55 years of recovery



By PETER H. MILLIKEN
VINDICATOR STAFF WRITER
YOUNGSTOWN -- Two recovering clients of the Neil Kennedy Recovery Clinic credit the clinic with turning their lives around.
"When I walked into the clinic, I was emotionally, spiritually, mentally and physically bankrupt. There was nothing left of me, and I didn't want to live and I didn't want to die. And by the grace of God, I got there," said Rose S., who was treated at a clinic satellite in Howland.
"Neil Kennedy was that bridge that got me across to recovery. It is giving me my life back.

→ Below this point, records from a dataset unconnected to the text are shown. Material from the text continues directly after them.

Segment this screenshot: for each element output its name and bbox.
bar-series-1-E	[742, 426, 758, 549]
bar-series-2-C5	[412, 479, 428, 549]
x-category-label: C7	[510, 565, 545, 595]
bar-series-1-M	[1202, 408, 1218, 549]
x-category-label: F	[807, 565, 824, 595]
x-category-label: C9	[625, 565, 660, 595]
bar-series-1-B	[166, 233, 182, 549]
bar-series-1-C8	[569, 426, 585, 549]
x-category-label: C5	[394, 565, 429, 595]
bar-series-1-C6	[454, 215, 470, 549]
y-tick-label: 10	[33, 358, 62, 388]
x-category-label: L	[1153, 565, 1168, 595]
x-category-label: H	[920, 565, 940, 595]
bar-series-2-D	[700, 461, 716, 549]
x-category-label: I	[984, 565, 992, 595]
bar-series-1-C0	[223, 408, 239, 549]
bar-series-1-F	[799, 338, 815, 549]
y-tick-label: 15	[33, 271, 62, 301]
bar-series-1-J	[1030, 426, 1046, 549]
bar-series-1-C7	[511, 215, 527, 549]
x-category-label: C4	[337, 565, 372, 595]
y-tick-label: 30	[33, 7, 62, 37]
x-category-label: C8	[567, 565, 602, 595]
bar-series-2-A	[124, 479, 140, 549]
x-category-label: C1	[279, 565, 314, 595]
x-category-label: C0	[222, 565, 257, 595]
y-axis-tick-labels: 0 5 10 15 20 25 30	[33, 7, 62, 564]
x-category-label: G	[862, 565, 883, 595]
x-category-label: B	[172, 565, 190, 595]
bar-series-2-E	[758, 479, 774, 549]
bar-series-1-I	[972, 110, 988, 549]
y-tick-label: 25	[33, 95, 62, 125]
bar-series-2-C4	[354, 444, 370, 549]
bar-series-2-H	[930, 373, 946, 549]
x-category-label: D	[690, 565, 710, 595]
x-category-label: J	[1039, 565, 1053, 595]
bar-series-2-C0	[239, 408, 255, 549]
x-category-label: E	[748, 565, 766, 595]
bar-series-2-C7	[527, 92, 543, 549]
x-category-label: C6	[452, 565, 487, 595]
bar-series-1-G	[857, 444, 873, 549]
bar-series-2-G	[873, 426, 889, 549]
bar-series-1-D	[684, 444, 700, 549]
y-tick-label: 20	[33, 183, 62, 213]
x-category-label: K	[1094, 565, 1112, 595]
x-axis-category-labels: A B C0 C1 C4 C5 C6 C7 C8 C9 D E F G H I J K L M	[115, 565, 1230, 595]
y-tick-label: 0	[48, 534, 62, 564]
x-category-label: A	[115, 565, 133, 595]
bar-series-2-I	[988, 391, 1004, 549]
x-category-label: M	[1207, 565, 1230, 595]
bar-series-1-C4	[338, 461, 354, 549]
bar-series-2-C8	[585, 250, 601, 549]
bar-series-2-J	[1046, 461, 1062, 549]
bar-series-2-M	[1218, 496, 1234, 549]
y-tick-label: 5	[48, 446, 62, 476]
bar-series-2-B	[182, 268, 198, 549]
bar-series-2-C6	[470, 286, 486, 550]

It's giving me a second chance at life," she added.
"Every morning I woke up wanting to die," said Tim R., describing how he felt almost 41/2 years ago before he called the clinic for the first time. "It was in the walls of the clinic that I learned that I didn't have to live the way that I was living anymore if I didn't want to."
Promises
"There are 12 traditions in this program, but, most importantly right now, for me, there are 12 promises. All of those promises came true for me and more," Tim added.
Rose and Tim were among the speakers at a ceremony marking the 55th anniversary of the clinic's founding, which was attended by about 100 people Thursday at Youngstown State University.

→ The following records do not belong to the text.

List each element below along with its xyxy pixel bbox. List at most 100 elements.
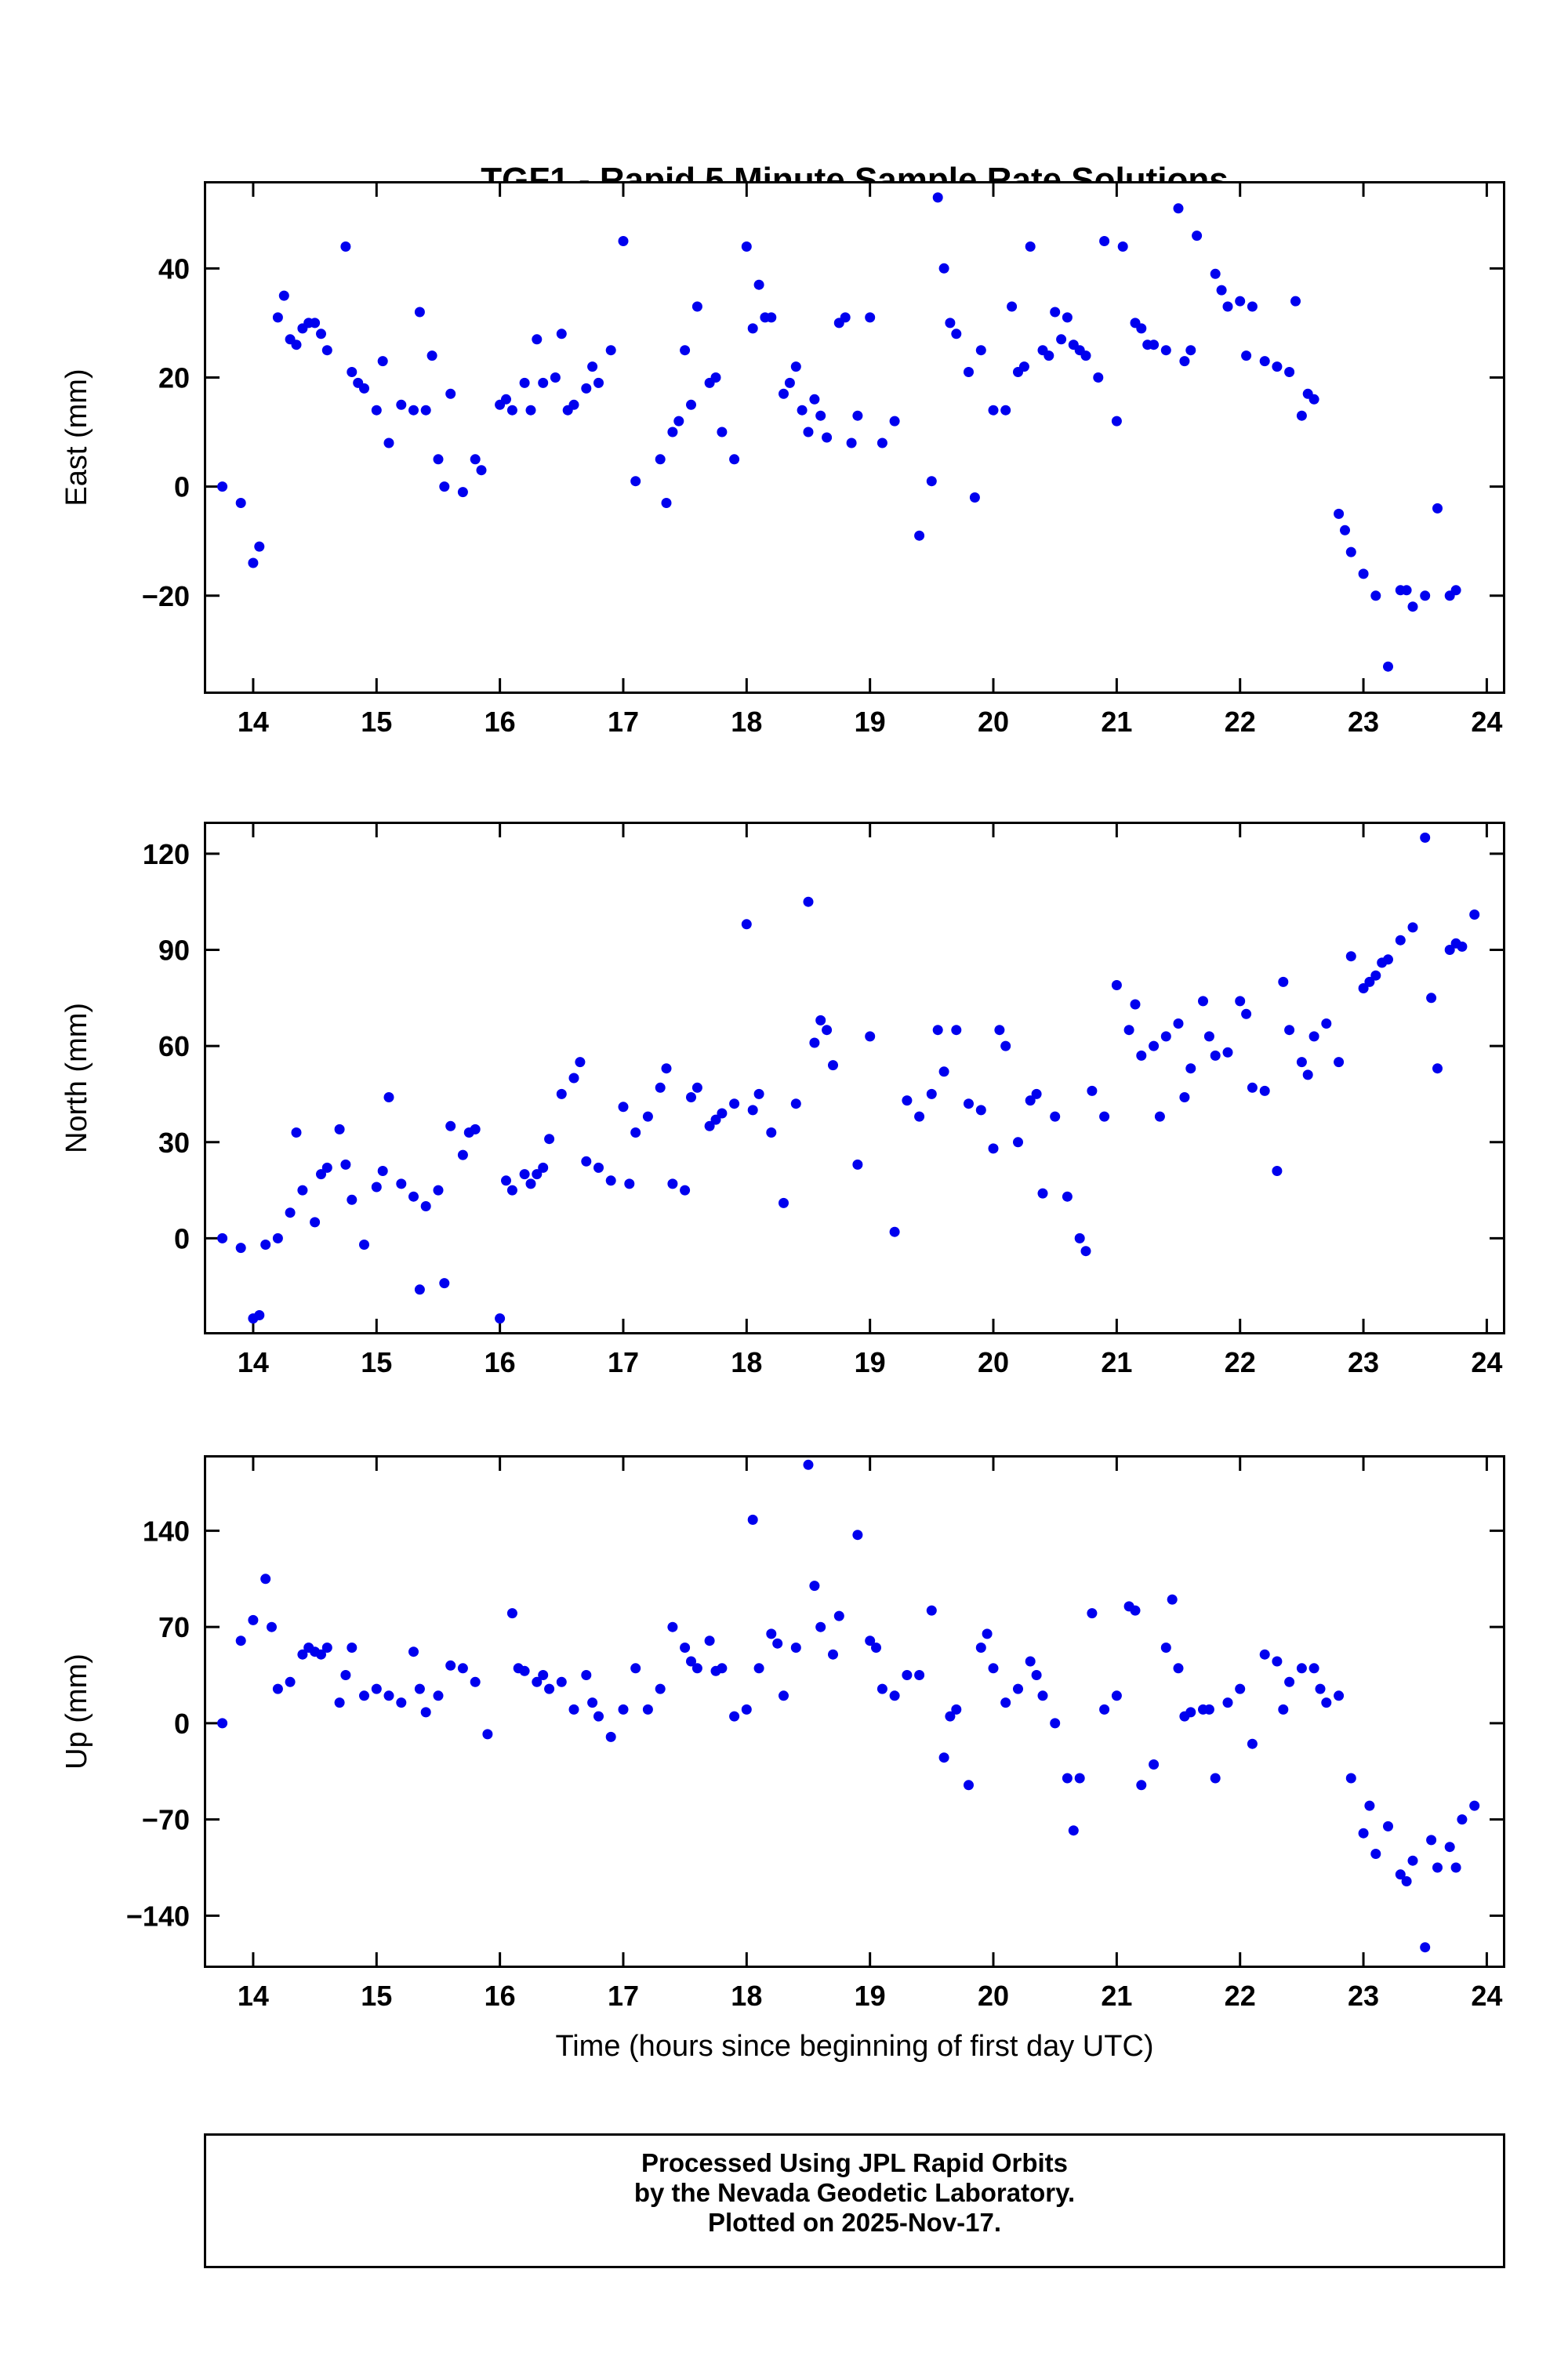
data-point [1407,922,1418,933]
data-point [1222,1047,1233,1058]
data-point [396,1178,407,1189]
data-point [667,427,678,437]
svg-text:17: 17 [608,706,639,738]
data-point [1241,350,1252,361]
data-point [470,1676,481,1687]
svg-text:0: 0 [174,471,190,503]
data-point [235,1635,246,1646]
data-point [680,345,691,356]
data-point [1444,945,1455,955]
data-point [1358,1828,1369,1839]
data-point [1272,361,1283,372]
data-point [1278,976,1289,987]
north-scatter-plot: 14 15 16 17 18 19 20 21 22 23 24 0 30 60 90 120 North (m… [60,822,1505,1378]
data-point [1074,1773,1085,1784]
svg-text:16: 16 [485,1346,516,1378]
data-point [938,1066,949,1077]
data-point [1068,1825,1079,1836]
data-point [914,1111,925,1122]
data-point [1370,590,1381,601]
svg-text:−20: −20 [142,580,190,612]
data-point [655,454,666,465]
data-point [445,388,456,399]
data-point [1025,1095,1036,1106]
data-point [809,1581,820,1592]
data-point [772,1638,783,1649]
data-point [217,1718,228,1729]
data-point [1198,996,1208,1007]
svg-text:70: 70 [158,1611,190,1643]
data-point [1432,1063,1443,1074]
data-point [852,410,863,421]
data-point [1216,285,1227,296]
data-point [556,1676,567,1687]
data-point [593,1711,604,1722]
data-point [347,1194,358,1205]
data-points [217,192,1461,672]
data-point [544,1683,555,1694]
data-point [951,1704,962,1715]
data-point [235,498,246,508]
data-point [1296,1057,1307,1068]
svg-text:22: 22 [1225,1980,1256,2012]
data-point [278,290,289,301]
data-point [1080,350,1091,361]
data-point [371,405,382,416]
data-point [1185,1063,1196,1074]
data-point [1136,1050,1147,1061]
data-point [975,345,986,356]
plot-frame [204,822,1505,1334]
data-point [1383,661,1393,672]
data-point [371,1182,382,1193]
svg-text:60: 60 [158,1030,190,1062]
data-point [729,1098,740,1109]
data-point [377,356,388,367]
svg-text:24: 24 [1471,1346,1502,1378]
data-point [822,1025,833,1036]
data-point [310,318,321,329]
data-point [581,1670,592,1680]
data-point [575,1057,586,1068]
data-point [1235,1683,1246,1694]
data-point [1149,339,1160,350]
data-point [618,1704,629,1715]
data-point [828,1649,838,1660]
svg-text:19: 19 [855,1980,886,2012]
data-point [1185,345,1196,356]
svg-text:15: 15 [361,706,392,738]
data-point [538,377,549,388]
svg-text:21: 21 [1101,1346,1132,1378]
y-axis-label: Up (mm) [60,1654,93,1770]
data-point [803,427,814,437]
data-point [1420,1942,1431,1953]
axis-ticks [206,1458,1503,1966]
svg-text:30: 30 [158,1127,190,1159]
data-point [556,1088,567,1099]
data-point [1037,1690,1048,1701]
data-point [1062,1773,1073,1784]
data-point [932,1025,943,1036]
data-point [964,1780,974,1791]
data-point [568,1073,579,1084]
data-point [371,1683,382,1694]
data-point [396,1697,407,1708]
data-point [691,301,702,312]
data-point [1364,976,1375,987]
data-point [1426,993,1437,1004]
data-point [975,1643,986,1653]
data-point [1087,1085,1098,1096]
data-point [1401,1876,1412,1886]
svg-text:14: 14 [238,1346,269,1378]
data-point [877,1683,887,1694]
svg-text:40: 40 [158,252,190,285]
y-tick-labels: −140 −70 0 70 140 [126,1515,190,1932]
data-point [260,1240,271,1250]
data-point [316,329,326,339]
data-point [865,312,876,323]
data-point [1370,970,1381,981]
data-point [248,1614,259,1625]
data-point [1203,1704,1214,1715]
data-point [1062,312,1073,323]
data-point [1111,980,1122,990]
data-point [1210,1773,1221,1784]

Alcoholics Anonymous tradition calls for withholding the last names of people involved in the recovery program.
The ceremony began with the unveiling of a plaque on Lincoln Avenue just east of Fifth Avenue marking the site where the Alcoholic Clinic of Youngstown was founded in 1946 as the nation's first private, nonprofit free-standing alcoholism treatment facility.
In 1947, Neil Kennedy founded the Youngstown Committee on Alcoholism Inc. to educate the community about alcoholism as an illness and to operate the clinic, and Kennedy became the clinic's first executive director.
Kennedy, a recovering alcoholic who attended AA meetings in Akron, was sponsored in AA by its co-founder Dr. Bob Smith. Kennedy started the first AA group in Youngstown in 1939.
Site, name change
The clinic moved to its main campus location on Rush Boulevard in 1967 and changed its name in 1991 to the Neil Kennedy Recovery Clinic.
During the ceremony, Luceille Fleming, director of the Ohio Department of Alcohol and Drug Addiction Services, presented a certificate of appreciation from Gov. Bob Taft to Jerry Carter, who has been the clinic's executive director since 1977.
"I want to remember the still-suffering alcohol and other drug dependent people for whom we exist and to thank the community of recovering people from whom we draw our spiritual sustenance. Connected together, we have become something very special that we are here to celebrate today," Carter said.
"Together, by God's will, we have become, and will continue to be, a small, but significant, part of a power greater than alcohol and other drug addiction, a power that can help and heal our friends, our families, our community and ourselves," Carter concluded.